That’s a long way from fishing with flies that don’t represent anything fish eat — or flies that might work when fish have little or no interest in eating at all. But I’ll contend, vigorously, that it’s the angler interested in fashioning baits or lures that have no apparent equal in the natural world who comes to fishing with the kind of creative energy that lasts a lifetime. There’s always a new idea — or a long look back at what’s worked in the past for reasons we might only now begin to glimpse or understand.
The Rusty Rat is an old, proven Atlantic salmon fly, especially popular in Canadian provinces along the Eastern Seaboard. It has several elements, however, that have found their way into steelhead patterns I’ve had my share of success with over the years. I actually first tied the fly to fish for landlocked migratory trout in water best covered with two-handed rods — more or less steelheading without the cachet of fish returning from the sea. The history of the pattern offers the sort of origin story, often apocryphal, common to so many old-timey flies. The first Rat-style flies, claim Dick Stewart and Farrow Allen in Flies for Atlantic Salmon (Lyons Press, 1991), were tied by Roy Angus Thompson — R.A.T. — in the early part of the twentieth century. The development of the Rusty Rat, goes the story, fell to the New Brunswick tyer Clovis Arseneault after Joseph Pulitzer (whose dad the prize was named after) had a Black Rat, tied by Clovis, begin to disintegrate following several hooked fish. This same fly, claimed Pulitzer, became even more effective when the rusty orange thread used beneath the black body started to show. A 40-plus-pound salmon, taken that same day from the famous Restigouche River, no doubt helped support Pulitzer’s claim.
By the way, if you’re interested in this kind of historical context, you might want to get your hands on one of the original 105 copies of The Ristigouche and its Salmon Fishing, with a Chapter on Angling Literature, by Dean Sage, first published in Edinburgh in 1888, with etchings and engravings and page decorations that combine to make some experts call this “the rarest and most beautiful book on salmon fishing.” A copy sold in 2007 by Bonhams, of London, went for $18,000. Another copy is currently available at James Cummins Booksellers for $50,000. Or you could read a scanned copy online at https://archive.org/details/cihm_13110/page/n17/mode/2up.
Even if you aren’t inclined to delve so deeply into the history of flies and fly-fishing techniques that, surprisingly enough, still prove relevant today, you may find the Rusty Rat a step along the path toward a more expansive view of steelhead flies. Why one pattern works and another one doesn’t will no doubt remain a mystery; it’s also likely that when a steelhead does end up on the end of your line, it has little to do with the actual fly you chose to tie to your tippet. In the face of what can often seem like variables beyond our control — a sense, even, that you’ve descended into a game of chance — the best advice I know is to fish flies that please you and leave it at that. The Rusty Rat is a fly I always feel good about; it looks like nothing but a fly that will catch fish. It’s hard to go wrong with a feeling like that.
Materials
Hook: Bartleet Salmon, TMC 7999, Alec Jackson Steelhead Iron, or similar, size 2 or 4
Thread: Fire Orange 8/0, or similar
Rib: Small oval gold tinsel
Tail: Peacock sword fibers
Rear body: Rust orange rayon floss, pumpkin Uni-Floss, or similar
Underwing: Same as rear body floss
Forward body: Peacock herl
Main wing: Silver fox guard hairs, gray squirrel, or similar
Hackle: Soft grizzly
Tying Instructions
Step 1: Secure the hook in the vise. Start the thread directly behind the eye of the hook. Cover the entire hook shank with an even layer of thread wraps. Stop wrapping the shank where the thread hangs even with the point of the hook.

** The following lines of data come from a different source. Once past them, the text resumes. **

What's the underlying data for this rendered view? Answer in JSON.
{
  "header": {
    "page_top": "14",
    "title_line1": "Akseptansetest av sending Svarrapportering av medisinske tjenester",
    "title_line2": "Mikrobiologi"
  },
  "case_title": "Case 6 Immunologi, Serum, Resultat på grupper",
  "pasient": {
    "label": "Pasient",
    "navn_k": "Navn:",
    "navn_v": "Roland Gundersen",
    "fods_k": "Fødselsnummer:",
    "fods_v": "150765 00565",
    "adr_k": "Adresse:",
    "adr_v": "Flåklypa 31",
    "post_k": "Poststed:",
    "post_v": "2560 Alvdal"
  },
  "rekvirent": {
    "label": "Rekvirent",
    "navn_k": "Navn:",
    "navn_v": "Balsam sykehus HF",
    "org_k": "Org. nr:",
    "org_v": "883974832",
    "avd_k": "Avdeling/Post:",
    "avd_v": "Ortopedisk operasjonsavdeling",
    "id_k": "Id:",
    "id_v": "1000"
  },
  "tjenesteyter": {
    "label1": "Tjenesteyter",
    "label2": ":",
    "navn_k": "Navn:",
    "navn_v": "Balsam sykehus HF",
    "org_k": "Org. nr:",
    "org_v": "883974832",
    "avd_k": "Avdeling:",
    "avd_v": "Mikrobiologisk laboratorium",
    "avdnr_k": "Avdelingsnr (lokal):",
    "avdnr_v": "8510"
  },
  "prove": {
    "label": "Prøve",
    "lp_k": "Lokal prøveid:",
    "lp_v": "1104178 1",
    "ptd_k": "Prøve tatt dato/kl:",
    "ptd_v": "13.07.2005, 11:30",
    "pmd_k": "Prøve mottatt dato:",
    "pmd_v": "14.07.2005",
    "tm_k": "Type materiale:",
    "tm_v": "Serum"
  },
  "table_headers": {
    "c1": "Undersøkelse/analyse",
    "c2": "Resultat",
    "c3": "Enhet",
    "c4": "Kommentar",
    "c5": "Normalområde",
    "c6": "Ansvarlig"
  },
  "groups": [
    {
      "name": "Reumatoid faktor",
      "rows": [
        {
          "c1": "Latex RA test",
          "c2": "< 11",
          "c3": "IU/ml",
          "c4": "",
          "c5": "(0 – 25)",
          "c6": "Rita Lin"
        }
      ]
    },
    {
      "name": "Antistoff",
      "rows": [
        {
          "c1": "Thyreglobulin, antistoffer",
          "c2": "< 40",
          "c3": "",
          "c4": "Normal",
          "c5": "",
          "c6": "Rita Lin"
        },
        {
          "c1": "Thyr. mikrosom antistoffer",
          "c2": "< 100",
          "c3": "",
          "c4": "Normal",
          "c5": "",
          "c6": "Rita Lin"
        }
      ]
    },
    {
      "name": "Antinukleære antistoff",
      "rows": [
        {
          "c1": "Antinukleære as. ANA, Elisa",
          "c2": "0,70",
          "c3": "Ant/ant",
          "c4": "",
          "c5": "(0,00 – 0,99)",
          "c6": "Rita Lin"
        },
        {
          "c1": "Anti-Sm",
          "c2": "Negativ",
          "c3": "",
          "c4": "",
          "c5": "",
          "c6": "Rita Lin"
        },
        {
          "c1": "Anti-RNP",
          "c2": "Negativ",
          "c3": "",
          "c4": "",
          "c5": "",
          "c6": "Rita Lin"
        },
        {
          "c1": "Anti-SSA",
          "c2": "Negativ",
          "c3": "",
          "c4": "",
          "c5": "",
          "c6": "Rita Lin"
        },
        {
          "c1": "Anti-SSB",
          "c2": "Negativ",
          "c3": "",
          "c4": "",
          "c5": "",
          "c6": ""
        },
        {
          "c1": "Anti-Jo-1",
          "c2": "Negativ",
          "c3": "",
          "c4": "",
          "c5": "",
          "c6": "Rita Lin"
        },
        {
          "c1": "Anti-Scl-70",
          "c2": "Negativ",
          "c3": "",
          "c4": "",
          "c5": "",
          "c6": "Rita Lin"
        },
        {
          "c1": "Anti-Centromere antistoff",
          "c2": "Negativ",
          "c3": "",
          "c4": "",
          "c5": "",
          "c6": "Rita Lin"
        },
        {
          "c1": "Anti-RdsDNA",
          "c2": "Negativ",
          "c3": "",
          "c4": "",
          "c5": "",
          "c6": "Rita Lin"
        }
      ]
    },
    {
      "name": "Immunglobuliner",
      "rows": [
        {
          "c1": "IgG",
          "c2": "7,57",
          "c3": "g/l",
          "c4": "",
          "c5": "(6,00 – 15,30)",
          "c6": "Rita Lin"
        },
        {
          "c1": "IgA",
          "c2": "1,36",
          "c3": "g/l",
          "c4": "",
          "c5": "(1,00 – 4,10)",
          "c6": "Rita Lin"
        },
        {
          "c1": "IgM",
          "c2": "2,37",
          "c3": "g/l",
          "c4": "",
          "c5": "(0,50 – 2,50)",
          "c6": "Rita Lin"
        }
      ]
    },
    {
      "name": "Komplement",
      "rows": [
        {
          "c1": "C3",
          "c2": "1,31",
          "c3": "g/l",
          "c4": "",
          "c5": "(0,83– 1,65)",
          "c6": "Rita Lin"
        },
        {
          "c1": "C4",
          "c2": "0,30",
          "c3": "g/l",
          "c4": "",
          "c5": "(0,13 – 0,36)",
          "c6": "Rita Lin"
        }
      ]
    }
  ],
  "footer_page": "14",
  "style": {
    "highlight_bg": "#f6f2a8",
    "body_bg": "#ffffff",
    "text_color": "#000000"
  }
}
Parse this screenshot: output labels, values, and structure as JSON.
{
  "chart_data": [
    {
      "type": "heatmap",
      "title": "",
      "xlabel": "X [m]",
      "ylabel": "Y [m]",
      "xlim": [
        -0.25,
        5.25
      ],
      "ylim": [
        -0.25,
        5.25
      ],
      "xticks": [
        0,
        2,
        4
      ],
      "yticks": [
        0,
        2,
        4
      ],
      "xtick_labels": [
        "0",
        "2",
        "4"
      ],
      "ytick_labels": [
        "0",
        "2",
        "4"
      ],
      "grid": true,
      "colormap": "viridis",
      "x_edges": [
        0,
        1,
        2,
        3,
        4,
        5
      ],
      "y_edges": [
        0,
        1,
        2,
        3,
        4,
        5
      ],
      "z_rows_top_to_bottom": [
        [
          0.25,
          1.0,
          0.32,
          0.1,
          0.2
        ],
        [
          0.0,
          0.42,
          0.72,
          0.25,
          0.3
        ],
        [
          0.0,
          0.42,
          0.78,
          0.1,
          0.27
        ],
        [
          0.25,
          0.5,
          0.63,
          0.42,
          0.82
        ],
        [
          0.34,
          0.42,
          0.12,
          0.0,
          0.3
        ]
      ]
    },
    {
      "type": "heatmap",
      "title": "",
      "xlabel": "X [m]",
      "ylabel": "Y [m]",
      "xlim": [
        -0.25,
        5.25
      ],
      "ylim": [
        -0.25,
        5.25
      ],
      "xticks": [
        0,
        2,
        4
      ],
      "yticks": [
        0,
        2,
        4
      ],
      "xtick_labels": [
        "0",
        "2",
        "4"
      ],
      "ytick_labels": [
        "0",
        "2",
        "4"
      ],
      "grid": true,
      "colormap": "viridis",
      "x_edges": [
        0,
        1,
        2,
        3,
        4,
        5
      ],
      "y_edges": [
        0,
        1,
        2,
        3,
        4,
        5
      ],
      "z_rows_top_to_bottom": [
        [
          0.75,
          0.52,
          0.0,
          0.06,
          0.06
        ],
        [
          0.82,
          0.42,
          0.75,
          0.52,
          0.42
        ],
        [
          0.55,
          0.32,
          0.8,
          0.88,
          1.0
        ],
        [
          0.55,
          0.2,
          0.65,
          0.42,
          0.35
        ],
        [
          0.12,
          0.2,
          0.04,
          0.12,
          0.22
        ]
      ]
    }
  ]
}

Step 2: Measure a point midway up the hook shank. This helps delineate the two halves of the body. Cut a generous length of tinsel, which will be both the fly’s tag and its rib, and secure the tinsel directly above the hook point. Make 8 to 10 thread wraps over the tinsel toward the bend of the hook, then advance the thread back to the tinsel tie-in point. Now form the fly’s tag with five or six wraps of tinsel. Catch the tinsel with a turn or two of thread, then pull forward the long leg of the tinsel alongside the hook shank. Advance the thread forward to the midpoint of the hook shank, covering both the short length left when you wrapped the tag and the long leg. At the midway point of the shank, fold the long leg of tinsel back along the hook shank and start back with the thread until you reach the forward edge of the tag. The remaining tinsel, dangling aft, will be used later to rib both parts of the body of the fly.

Step 3: For the tail, use five or six peacock sword feather fibers. Take advantage of the curl in the fibers, securing the bunch just forward of the tinsel tag so that the tail sweeps upward. The tail should end just shy of the bend of the hook. Trim excess.

Step 4: Tie in a length of floss just ahead of the tinsel tag. Advance the thread to the midpoint of the hook shank. Wrap the rear half of the body with floss; try to get the floss to lie flat. At the midpoint of the hook shank, catch the floss with a turn or two of thread. Clip the floss, but leave about a three inches. Pull the floss forward and cover with even thread wraps up to the forward end of the body. Then pull the floss rearward and cover with thread wraps back to the aft half of the body.

Step 4: For the front half of the body, secure two or three lengths of peacock herl. Clip the tips so that they reach the forward edge of the rear body, helping to keep the entire body balanced. Advance the thread. Then wrap the peacock herl forward, in the opposite direction of your thread wraps, to the front of the body and secure with thread wraps.
Step 5: Rib the body. Pull the floss underwing material out of the way (you can pull it forward and catch with a temporary turn of thread) and make three or four evenly spaced wraps of tinsel around the back half of the body. Then pull the underwing rearward and make three turns of ribbing through the peacock herl forward body.

Step 6: Clip the underwing to length; it should end at about the midpoint of the tail. Certain flosses look a better if you comb out and separate the individual strands.

Step 7: For the main wing, clip a tuft of fur with plenty of guard hairs from the skin of a gray or silver fox. Hold the guard hairs by their tips and pull away the underfur. (Save the underfur for dubbing other flies.) Align the guard-hair tips in your hair stacker. Clip the butts of the guard hairs so that the wing, measured from the tie-in point, will end up just shy of the floss underwing. If you clip the guard hairs to length beforehand, you can catch the butts with your thread and, working your way aft, secure the wing with a smooth transition between the hook and the thread holding the wing.

Step 8: For the hackle, choose a soft, webby feather from the top or outside edge of a hackle neck. You want the hackle barbs to be about half the length of the main wing. Directly in front of the root of the wing, tie in the feather by its tip, tip pointing forward, convex side of the feather facing you. Pull the hackle fibers rearward as you wrap the feather forward. Make three or four wraps, secure with your thread, and clip the excess.
Step 9: Tidy up any errant hackle fibers with thread wraps. Create a fair head. Whip finish. Saturate the head with lacquer or your favorite head cement.